Sometimes, subsequent theories form neat cascades. When you do taxonomy, you might start with the phenomenology of extant animals, then include fossil records, and finally use genetic similarity as a great proxy for generations since last common ancestor. In each step, you might have to revise things a bit here and there, but mostly the shape of the cluster stays intact.
Likewise, if you go from Arrhenius acids to Brønsted–Lowry acids, you just generalized your definition in a useful way.
Contrast this to going from from Brønsted–Lowry acids to Lewis acids. While there is some overlap, these two definitions very much do not try to point at the same cluster in thingspace.
Now, you can argue that gender is such a neat cascade. As a kid, you start out with a vague definition centered around pronouns, then you learn about genitalia and use that as a definition, and finally you learn about X and Y chromosomes.
But I would argue that it does not work that way. Roughly, there are three different spheres where gender/sex is relevant, general social sphere (pronouns, bathrooms), sexual (whatever floats the boats of your partners, perhaps social passing and genitalia) and reproduction/medical (genitalia, chromosomes, disorders). Now, for 90% of the population,all three spheres agree on their sex/gender, but there are certainly cases where this is not the case.
Luckily, gender for the purpose of sexuality does not need to concern society at large. If someone identifies as a silly gender like "attack helicopter" in bed and finds someone who likes to fuck attack helicopters, that is great for them and their partner and ok for society. And if a prospective partner does not like the shape of their M230 in their pants, that is for them to negotiate and not for society to regulate any more than it regulates styles of pubic hair.
This leaves the social sphere and the biological sphere. There are good reasons not to try to unify both spheres. For example, in most societies, it is considered very impolite to pull down the pants of strangers to find out by what pronouns you should address them. From a pure biological point, XY's with CAIS are infertile men, not infertile women, but only a complete asshole would use that reasoning to tell a XY kid with CAIS to shower with the boys.

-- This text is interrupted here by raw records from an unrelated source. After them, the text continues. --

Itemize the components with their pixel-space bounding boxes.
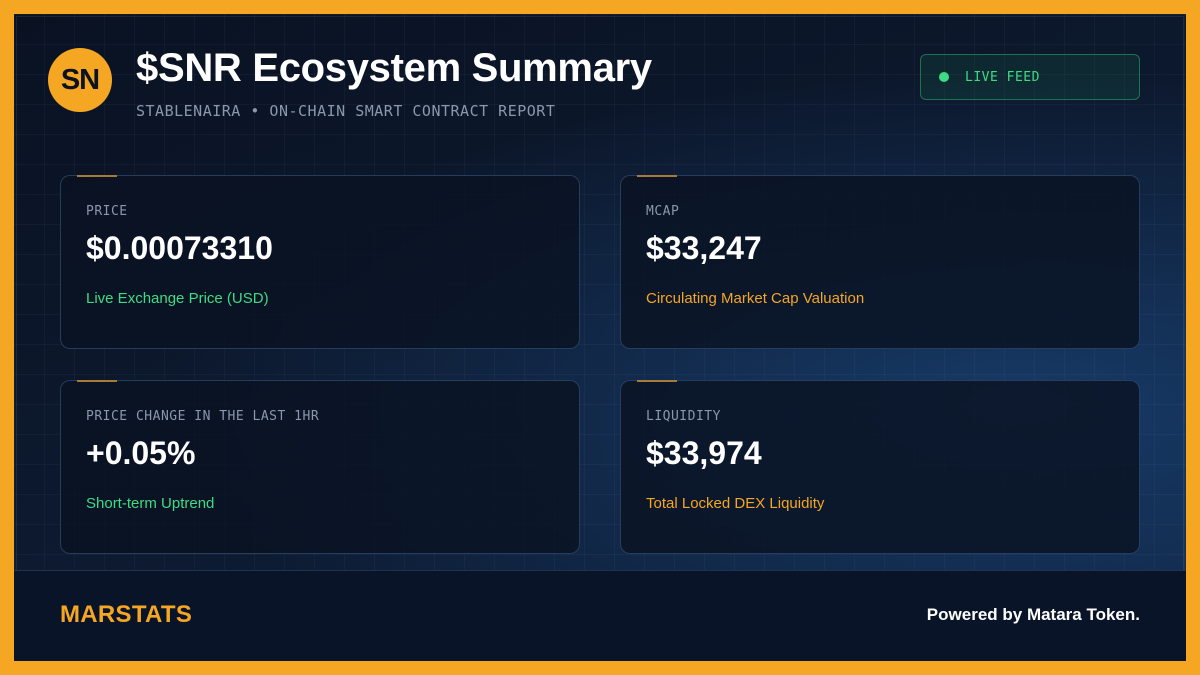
card-value: $0.00073310 xyxy=(86,230,273,266)
liquidity-card: LIQUIDITY $33,974 Total Locked DEX Liqui… xyxy=(620,380,1140,554)
footer: MARSTATS Powered by Matara Token. xyxy=(14,570,1186,661)
card-label: PRICE xyxy=(86,204,128,219)
page-title: $SNR Ecosystem Summary xyxy=(136,46,652,90)
live-feed-badge: LIVE FEED xyxy=(920,54,1140,100)
card-accent xyxy=(77,380,117,382)
card-value: $33,247 xyxy=(646,230,762,266)
price-change-card: PRICE CHANGE IN THE LAST 1HR +0.05% Shor… xyxy=(60,380,580,554)
card-description: Circulating Market Cap Valuation xyxy=(646,290,865,307)
card-accent xyxy=(77,175,117,177)
card-label: PRICE CHANGE IN THE LAST 1HR xyxy=(86,409,320,424)
card-label: LIQUIDITY xyxy=(646,409,721,424)
card-label: MCAP xyxy=(646,204,680,219)
token-logo: SN xyxy=(48,48,112,112)
live-dot-icon xyxy=(939,72,949,82)
card-description: Total Locked DEX Liquidity xyxy=(646,495,825,512)
report-card: SN $SNR Ecosystem Summary STABLENAIRA • … xyxy=(0,0,1200,675)
powered-by: Powered by Matara Token. xyxy=(926,605,1140,624)
card-accent xyxy=(637,380,677,382)
mcap-card: MCAP $33,247 Circulating Market Cap Valu… xyxy=(620,175,1140,349)
price-card: PRICE $0.00073310 Live Exchange Price (U… xyxy=(60,175,580,349)
live-feed-label: LIVE FEED xyxy=(965,69,1040,85)
card-value: +0.05% xyxy=(86,435,196,471)
card-description: Short-term Uptrend xyxy=(86,495,215,512)
brand-name: MARSTATS xyxy=(60,601,193,628)
card-description: Live Exchange Price (USD) xyxy=(86,290,269,307)
page-subtitle: STABLENAIRA • ON-CHAIN SMART CONTRACT RE… xyxy=(136,102,556,120)
card-value: $33,974 xyxy=(646,435,762,471)
card-accent xyxy=(637,175,677,177)
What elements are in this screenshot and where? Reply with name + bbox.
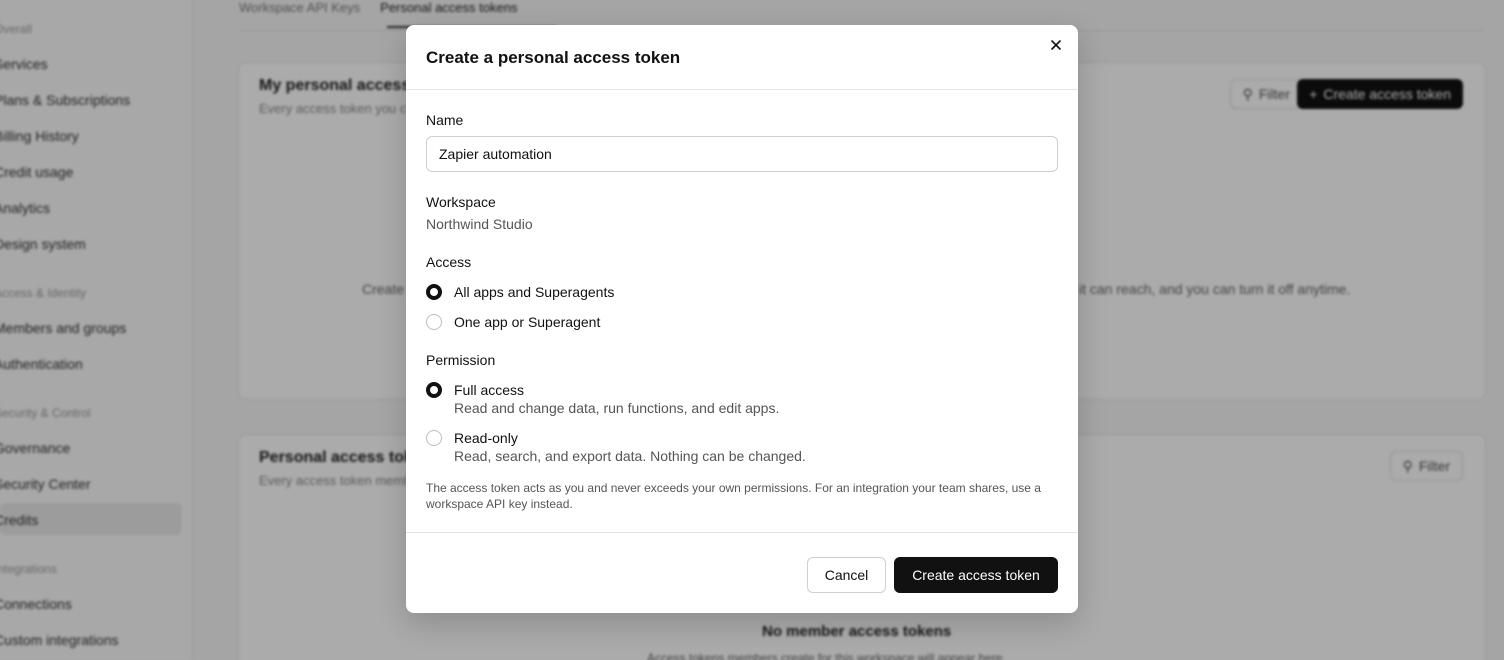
create-access-token-button[interactable]: Create access token bbox=[894, 557, 1058, 593]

We solve this by separating sex and gender, and having one word "(biologically) female/male" for the one property, and another, "(cis/trans-) man/woman" for the other.
To add on to this, OP's premise that people don't know what a woman is, is incorrect for the reason that separating biological sex from sociological gender originated from progressive ideology. To do so, one must have a clear understanding of both biological sex and the sociological traits associated with it referred to as gender.